Meyer goes on to devote two entire chapters of his book on the crucial role that “deviations” from the written score and oral tradition play in creating quality musical performances, noting that it hardly speaks well of a performer to say that he or she “merely played the notes” or played “mechanically.”

In human-machine systems, however, far too often design and training proceed as if “doing it by the book” or working “like a machine” were admirable qualities. Experienced operators know otherwise, and in their better moments, so do researchers and practitioners in human-machine analysis and design.

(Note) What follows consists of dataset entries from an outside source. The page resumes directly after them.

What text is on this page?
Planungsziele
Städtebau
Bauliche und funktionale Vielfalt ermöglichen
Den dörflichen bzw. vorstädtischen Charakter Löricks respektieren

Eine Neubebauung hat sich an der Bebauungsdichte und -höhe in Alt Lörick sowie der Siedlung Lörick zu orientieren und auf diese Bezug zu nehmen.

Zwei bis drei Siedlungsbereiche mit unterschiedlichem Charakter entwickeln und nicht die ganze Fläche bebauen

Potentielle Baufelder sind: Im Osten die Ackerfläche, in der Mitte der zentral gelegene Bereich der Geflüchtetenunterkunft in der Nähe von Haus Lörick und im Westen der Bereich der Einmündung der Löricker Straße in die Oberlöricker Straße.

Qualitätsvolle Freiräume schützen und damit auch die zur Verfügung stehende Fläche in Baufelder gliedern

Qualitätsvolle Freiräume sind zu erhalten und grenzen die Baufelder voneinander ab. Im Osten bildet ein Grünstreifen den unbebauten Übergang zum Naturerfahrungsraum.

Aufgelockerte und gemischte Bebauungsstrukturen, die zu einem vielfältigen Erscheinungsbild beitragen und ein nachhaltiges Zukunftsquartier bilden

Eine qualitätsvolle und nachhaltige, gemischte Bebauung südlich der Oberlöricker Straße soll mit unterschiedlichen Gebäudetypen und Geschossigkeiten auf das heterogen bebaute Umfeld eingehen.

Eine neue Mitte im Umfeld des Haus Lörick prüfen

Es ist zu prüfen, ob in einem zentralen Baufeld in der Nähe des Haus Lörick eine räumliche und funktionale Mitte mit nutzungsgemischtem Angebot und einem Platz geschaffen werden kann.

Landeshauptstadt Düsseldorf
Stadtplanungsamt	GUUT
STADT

A scientific investigation of the constrained liberation underlying musical performance may hold promise for the development of a theory of responsible improvisation that could have significant social value. The entropy based techniques described in this paper allow one to formulate the problem of measuring the individual contributions of the musical score and musical improvisation to resulting musical performance in terms of simple addition and subtraction, once the relevant variables are measured. Whether this approach will yield insights into this important problem, however, remains to be seen.

References

Brunswik, E. (1956). Perception and the Representative Design of Psychological Experiments. Berkeley, CA: University of California Press.

Conant, R. C. (1976). Laws of information which govern systems. IEEE Transactions on Systems, Man, and Cybernetics, Vol. SMC-6, No. 4, pp. 240-255.

Cover, T. M. and Thomas, J. A. (1991). Elements of Information Theory. New York: Wiley.

Hammond, K. R., and Stewart, T. (2001). The Essential Brunswik: Beginnings, Explications, and Applications. Oxford, UK: Oxford University Press.

Kirlik, A. (1998). The ecological expert: Acting to create information to guide action. Proceedings of the Symposium on Human Interaction with Complex Systems. Dayton, OH, USA. IEEE Computer Society Press.

Maruyama, S. (2001). What information is explored and shared in the orchestra performance?
Proceedings of the 11th International Conference on Perception and Action. Storrs, CT, USA.

McGill, W. J. (1954). Multivariate information transmission. Psychometrika, Vol. 9, No. 2, pp. 97-116.

Meyer, L. B. (1956). Emotion and Meaning in Music. Chicago: University of Chicago Press.

Vicente, K, J, (1999). Cognitive Work Analysis : Toward Safe, Productive, and Healthy Computer-Based Work. Mahwah, NJ: Lawrence Erlbaum Associates.

Wickens, C. D. and Hollands, J. G. (2000). Engineering Psychology and Human Performance, Third Edition. Upper Saddle River, NJ: Prentice Hall.